# Bathing Machines of the 19th Century



## SeaBreeze (Jun 30, 2016)

Bathing machines for women to change into their swim suits.  More here. 



> Back in the 18th and 19th century, the ladies just couldn't strip to their swimwear and run towards the waves on the beach. There are certain sea-side etiquettes that needed to be observed and decorum to be maintained. Getting oneself seen in their bathing costumes by the members of the opposite sex was certainly not one of them.
> 
> To help women maintain their modesty and dignity, a simple contraption called the “bathing machine” was developed. A bathing machine resembled a wooden changing room commonly seen on beaches, but larger in size, and raised on wheels and with steps leading to the inside.
> 
> The female bather would enter the small room of the machine while it was on the beach, wearing their street clothing. In the privacy of the machine, she would change into her bathing dress, which was exceedingly modest compared to today’s standards, and place her street clothes into a raised compartment where they would remain dry


----------



## Ruth n Jersey (Jun 30, 2016)

I never saw or heard of anything like that,very interesting.  Those wheels look so heavy. I guess they used the horses to move them to and from the water. One nice feature was the fact you didn't have sandy feet trying to get into your clothes when you were done swimming.


----------



## SeaBreeze (Jun 30, 2016)

They did use horses, another picture from the webpage.


----------



## jujube (Jun 30, 2016)

Those babes were practically wearing bikinis compared to what some of the Victorian ladies wore, which were heavy wool knee-length "bathing dresses" with high necks, long sleeves, black stockings and water shoes.  I would imagine that if a wave knocked them over, they'd be hard put to get up in those heavy outfits, never less climb back into the bathing machines.  Heaven help if a man got a glimpse of a naked ankle or an enticing elbow.  Men were such beasts, y'know.
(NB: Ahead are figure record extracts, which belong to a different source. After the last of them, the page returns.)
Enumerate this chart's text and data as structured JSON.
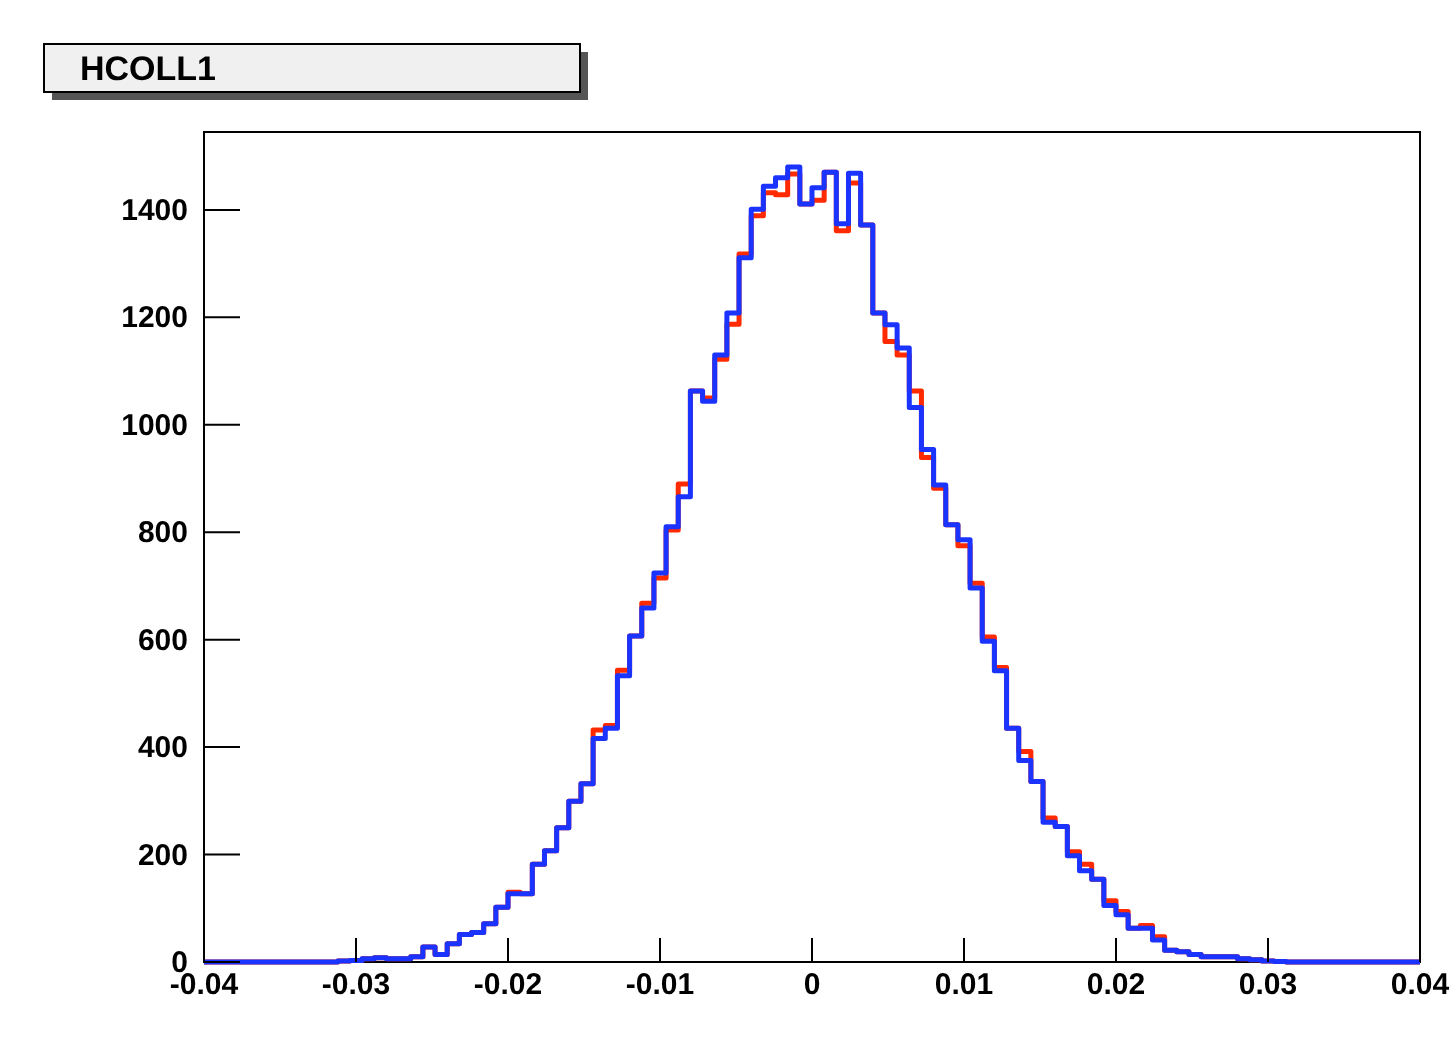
{
  "chart_data": {
    "type": "histogram",
    "title": "HCOLL1",
    "bins": [
      -0.04,
      -0.0392,
      -0.0384,
      -0.0376,
      -0.0368,
      -0.036,
      -0.0352,
      -0.0344,
      -0.0336,
      -0.0328,
      -0.032,
      -0.0312,
      -0.0304,
      -0.0296,
      -0.0288,
      -0.028,
      -0.0272,
      -0.0264,
      -0.0256,
      -0.0248,
      -0.024,
      -0.0232,
      -0.0224,
      -0.0216,
      -0.0208,
      -0.02,
      -0.0192,
      -0.0184,
      -0.0176,
      -0.0168,
      -0.016,
      -0.0152,
      -0.0144,
      -0.0136,
      -0.0128,
      -0.012,
      -0.0112,
      -0.0104,
      -0.0096,
      -0.0088,
      -0.008,
      -0.0072,
      -0.0064,
      -0.0056,
      -0.0048,
      -0.004,
      -0.0032,
      -0.0024,
      -0.0016,
      -0.0008,
      0,
      0.0008,
      0.0016,
      0.0024,
      0.0032,
      0.004,
      0.0048,
      0.0056,
      0.0064,
      0.0072,
      0.008,
      0.0088,
      0.0096,
      0.0104,
      0.0112,
      0.012,
      0.0128,
      0.0136,
      0.0144,
      0.0152,
      0.016,
      0.0168,
      0.0176,
      0.0184,
      0.0192,
      0.02,
      0.0208,
      0.0216,
      0.0224,
      0.0232,
      0.024,
      0.0248,
      0.0256,
      0.0264,
      0.0272,
      0.028,
      0.0288,
      0.0296,
      0.0304,
      0.0312,
      0.032,
      0.0328,
      0.0336,
      0.0344,
      0.0352,
      0.036,
      0.0368,
      0.0376,
      0.0384,
      0.0392,
      0.04
    ],
    "series": [
      {
        "color": "#ff2a00",
        "values": [
          0,
          0,
          0,
          0,
          0,
          0,
          0,
          0,
          0,
          0,
          0,
          2,
          3,
          6,
          8,
          6,
          6,
          10,
          28,
          14,
          34,
          51,
          55,
          71,
          102,
          130,
          127,
          182,
          207,
          250,
          299,
          332,
          432,
          440,
          543,
          607,
          668,
          715,
          804,
          890,
          1063,
          1050,
          1122,
          1187,
          1318,
          1389,
          1432,
          1428,
          1467,
          1411,
          1418,
          1470,
          1361,
          1450,
          1372,
          1208,
          1155,
          1130,
          1063,
          939,
          882,
          814,
          775,
          705,
          605,
          548,
          435,
          392,
          336,
          268,
          252,
          205,
          182,
          154,
          114,
          94,
          63,
          68,
          47,
          22,
          19,
          14,
          10,
          10,
          10,
          6,
          4,
          2,
          1,
          0,
          0,
          0,
          0,
          0,
          0,
          0,
          0,
          0,
          0,
          0
        ]
      },
      {
        "color": "#1a33ff",
        "values": [
          0,
          0,
          0,
          0,
          0,
          0,
          0,
          0,
          0,
          0,
          0,
          2,
          3,
          6,
          8,
          6,
          6,
          10,
          28,
          14,
          34,
          51,
          55,
          71,
          102,
          127,
          127,
          182,
          207,
          250,
          299,
          332,
          416,
          435,
          533,
          607,
          659,
          724,
          810,
          866,
          1063,
          1044,
          1130,
          1208,
          1311,
          1401,
          1444,
          1460,
          1480,
          1411,
          1441,
          1470,
          1374,
          1468,
          1372,
          1208,
          1186,
          1143,
          1032,
          954,
          888,
          814,
          786,
          696,
          597,
          542,
          435,
          375,
          336,
          260,
          252,
          198,
          170,
          154,
          105,
          88,
          63,
          63,
          41,
          22,
          19,
          14,
          10,
          10,
          10,
          6,
          4,
          2,
          1,
          0,
          0,
          0,
          0,
          0,
          0,
          0,
          0,
          0,
          0,
          0
        ]
      }
    ],
    "xlim": [
      -0.04,
      0.04
    ],
    "xticks": [
      -0.04,
      -0.03,
      -0.02,
      -0.01,
      0,
      0.01,
      0.02,
      0.03,
      0.04
    ],
    "ylim": [
      0,
      1545
    ],
    "yticks": [
      0,
      200,
      400,
      600,
      800,
      1000,
      1200,
      1400
    ]
  }
}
No wonder the Victorians were so messed-up sexually and had pretty nasty pornography.  Legs, of course, were strictly off-bounds and were never seen.  In fact, Victorian ladies didn't even _have_ legs; they had "nether limbs", assuming they were so depraved as to refer to them at all.  In many a Victorian household, the table and piano legs had frilly little pantaloons on them.  You couldn't have the sight of all those ..... gasp.... LEGS...... getting the hubby all jumpy in the trousers.  When Victoria wanted to keep something a Secret, it was locked up tighter than the Bank of England.


----------